The livestock sector also remained resilient, with exports priced relatively high and domestic demand remaining strong.
“This bucked the trend. One would expect that during tough times, meat consumption would be affected, putting downward pressure on prices. However, prices remained relatively stable and even strong for some meat categories,” said Maree.
For producers, beef prices are on average 10% higher on a year-on-year basis. Sheep and pork are 15% higher, and poultry is up 5%.
Cattle, sheep and goat farmers benefited from good rainfall, which supported grazing lands. This reduced feed costs. However, farmers with intensive livestock feeding systems, feedlots, poultry operations and piggeries experienced a “margin squeeze” from higher maize prices. Grain makes up 70% of livestock feed, Maree explained. However, strong livestock prices helped cushion against the effects of higher maize prices.
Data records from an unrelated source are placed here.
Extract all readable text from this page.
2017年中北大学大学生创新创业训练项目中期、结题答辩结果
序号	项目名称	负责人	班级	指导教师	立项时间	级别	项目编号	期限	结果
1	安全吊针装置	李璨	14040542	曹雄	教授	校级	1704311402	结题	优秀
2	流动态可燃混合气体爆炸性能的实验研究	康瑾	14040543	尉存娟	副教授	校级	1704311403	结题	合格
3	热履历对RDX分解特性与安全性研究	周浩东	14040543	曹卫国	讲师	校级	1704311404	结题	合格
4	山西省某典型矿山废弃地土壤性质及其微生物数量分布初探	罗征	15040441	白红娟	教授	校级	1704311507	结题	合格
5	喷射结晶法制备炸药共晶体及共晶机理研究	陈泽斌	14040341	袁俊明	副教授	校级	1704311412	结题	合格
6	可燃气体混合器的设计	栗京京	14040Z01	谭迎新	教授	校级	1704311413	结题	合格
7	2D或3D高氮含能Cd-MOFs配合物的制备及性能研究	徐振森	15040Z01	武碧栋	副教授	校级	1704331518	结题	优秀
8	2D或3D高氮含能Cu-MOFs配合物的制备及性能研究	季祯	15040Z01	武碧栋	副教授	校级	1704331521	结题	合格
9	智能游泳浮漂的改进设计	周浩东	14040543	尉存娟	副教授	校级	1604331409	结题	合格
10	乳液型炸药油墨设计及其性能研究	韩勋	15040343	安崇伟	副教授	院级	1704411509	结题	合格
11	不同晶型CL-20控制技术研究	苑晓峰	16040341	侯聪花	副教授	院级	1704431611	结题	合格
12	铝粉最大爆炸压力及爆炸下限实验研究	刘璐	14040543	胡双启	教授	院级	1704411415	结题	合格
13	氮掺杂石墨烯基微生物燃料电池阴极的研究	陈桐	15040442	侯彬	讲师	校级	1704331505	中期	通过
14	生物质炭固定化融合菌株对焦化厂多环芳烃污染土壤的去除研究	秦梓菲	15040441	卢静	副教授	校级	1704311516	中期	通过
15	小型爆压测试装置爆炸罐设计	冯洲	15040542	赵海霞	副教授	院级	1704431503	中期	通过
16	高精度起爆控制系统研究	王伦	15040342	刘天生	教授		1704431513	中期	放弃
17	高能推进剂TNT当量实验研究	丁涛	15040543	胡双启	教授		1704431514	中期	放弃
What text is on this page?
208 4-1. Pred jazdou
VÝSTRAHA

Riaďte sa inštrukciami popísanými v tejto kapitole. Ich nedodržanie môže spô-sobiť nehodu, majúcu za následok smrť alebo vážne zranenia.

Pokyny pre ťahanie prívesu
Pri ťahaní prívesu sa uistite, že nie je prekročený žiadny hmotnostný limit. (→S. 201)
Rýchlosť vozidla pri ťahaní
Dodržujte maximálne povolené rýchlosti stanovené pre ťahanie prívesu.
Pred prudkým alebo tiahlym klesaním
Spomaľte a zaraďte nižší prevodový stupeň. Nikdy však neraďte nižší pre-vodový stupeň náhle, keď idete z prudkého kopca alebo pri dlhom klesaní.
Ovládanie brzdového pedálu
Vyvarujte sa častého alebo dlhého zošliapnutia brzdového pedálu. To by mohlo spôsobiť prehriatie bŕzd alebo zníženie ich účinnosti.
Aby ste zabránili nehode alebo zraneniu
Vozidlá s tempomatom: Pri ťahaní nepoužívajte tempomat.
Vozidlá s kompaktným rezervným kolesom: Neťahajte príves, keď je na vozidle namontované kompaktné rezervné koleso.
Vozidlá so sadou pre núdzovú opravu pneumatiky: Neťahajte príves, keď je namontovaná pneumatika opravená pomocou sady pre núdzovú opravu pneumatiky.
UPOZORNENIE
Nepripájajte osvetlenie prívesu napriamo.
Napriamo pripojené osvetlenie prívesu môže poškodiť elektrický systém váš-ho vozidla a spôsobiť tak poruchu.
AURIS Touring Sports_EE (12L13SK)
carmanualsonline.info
Maree said producers might have room to settle debt and even consider expansion, given a better agricultural season.
He explained that producers needed to use the “good times” to work on good production and financial management for the future.
This included working on succession planning for when farmers retire and investing in productive assets.
“We have a fairly old fleet of tractors and farming equipment in SA. Now may be a good time to do some replacements,” said Maree. Interest rates are still favourable for these acquisitions, he added.
Farmers should also consider diversification – to move operations beyond farming and into processing. Investing in pack houses could be a starting point, an extreme step would be to move out of agriculture and into manufacturing.
Maree emphasised that farmers needed to consider measures to ensure survival for tough times.